Nigeria, for example—who lost to the United States the other evening and looked, quite frankly, hapless—would, one suspects, still rather be in their shoes, with Bosnia and Iran to face, than the Black Stars.
Regardless of their attacking intent and burgeoning midfield ranks, regardless of how many they can put past the Republic of Korea, Ghana still need to oust two out of Germany, Portugal and the United States to escape the group.
It looks like being an insurmountable challenge and the majority of third- or fourth-seed sides would have already given up the ghost having been pooled among such testing competition.
But not Ghana.
The Black Stars have the talent and the European experience to be quietly confident about their chances of causing an upset or two. They can boast two Champions League winners, as well as players who have enjoyed careers somewhere near the summit of the continental game.
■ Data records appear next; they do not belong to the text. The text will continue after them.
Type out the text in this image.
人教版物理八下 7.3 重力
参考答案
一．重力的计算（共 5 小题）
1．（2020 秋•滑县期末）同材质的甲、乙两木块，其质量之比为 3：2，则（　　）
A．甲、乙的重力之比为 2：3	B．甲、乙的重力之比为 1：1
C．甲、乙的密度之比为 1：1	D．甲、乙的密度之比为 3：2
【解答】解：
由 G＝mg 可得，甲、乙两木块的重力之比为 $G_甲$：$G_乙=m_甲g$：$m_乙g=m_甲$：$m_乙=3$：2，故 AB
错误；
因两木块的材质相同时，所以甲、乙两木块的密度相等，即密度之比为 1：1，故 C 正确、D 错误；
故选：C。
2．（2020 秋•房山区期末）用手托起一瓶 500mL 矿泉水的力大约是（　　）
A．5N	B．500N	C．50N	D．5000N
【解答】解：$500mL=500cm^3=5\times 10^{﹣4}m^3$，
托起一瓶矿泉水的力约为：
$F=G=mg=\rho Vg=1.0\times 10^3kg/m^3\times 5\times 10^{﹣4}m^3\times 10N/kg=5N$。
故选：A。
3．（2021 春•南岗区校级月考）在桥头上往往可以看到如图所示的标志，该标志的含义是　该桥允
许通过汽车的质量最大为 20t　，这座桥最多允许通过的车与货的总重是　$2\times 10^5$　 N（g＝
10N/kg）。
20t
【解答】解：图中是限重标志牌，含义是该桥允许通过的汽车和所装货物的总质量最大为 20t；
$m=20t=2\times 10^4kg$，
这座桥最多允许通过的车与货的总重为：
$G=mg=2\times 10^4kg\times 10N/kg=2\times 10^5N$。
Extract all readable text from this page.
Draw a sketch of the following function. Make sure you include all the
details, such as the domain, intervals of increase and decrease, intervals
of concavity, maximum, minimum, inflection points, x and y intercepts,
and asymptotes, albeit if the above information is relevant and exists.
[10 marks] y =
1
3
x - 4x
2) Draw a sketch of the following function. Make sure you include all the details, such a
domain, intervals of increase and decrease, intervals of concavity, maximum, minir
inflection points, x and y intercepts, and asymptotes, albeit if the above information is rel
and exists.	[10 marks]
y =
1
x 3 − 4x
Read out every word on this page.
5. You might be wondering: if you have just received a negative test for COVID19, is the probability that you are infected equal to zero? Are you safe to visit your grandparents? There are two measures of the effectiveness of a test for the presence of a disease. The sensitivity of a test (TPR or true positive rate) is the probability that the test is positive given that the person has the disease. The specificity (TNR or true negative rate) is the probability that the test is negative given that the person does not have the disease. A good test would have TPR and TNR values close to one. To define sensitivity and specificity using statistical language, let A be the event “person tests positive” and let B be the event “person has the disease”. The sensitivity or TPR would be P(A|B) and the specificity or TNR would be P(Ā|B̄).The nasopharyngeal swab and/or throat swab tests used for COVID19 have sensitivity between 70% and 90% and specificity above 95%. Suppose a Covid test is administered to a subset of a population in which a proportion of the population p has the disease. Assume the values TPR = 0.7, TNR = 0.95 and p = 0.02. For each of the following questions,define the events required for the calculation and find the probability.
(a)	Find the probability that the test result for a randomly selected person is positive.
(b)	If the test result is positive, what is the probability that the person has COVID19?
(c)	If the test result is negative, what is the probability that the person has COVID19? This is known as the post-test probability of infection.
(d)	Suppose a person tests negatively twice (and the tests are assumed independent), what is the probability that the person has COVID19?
Secondly, and perhaps most importantly, they have the pedigree.
In their two World Cup appearances to date, Ghana have been drawn in tough groups (admittedly not as hard as this one) and emerged unscathed. They have never been eliminated in the first round and possess, in Gyan, a player who has made a habit of dragging his side through seemingly impossible World Cup challenges.
Seven of the squads who made it to the last eight four years ago are still present this time around.
I certainly wouldn’t be brave enough to bet against them creating a little more magic in Brazil.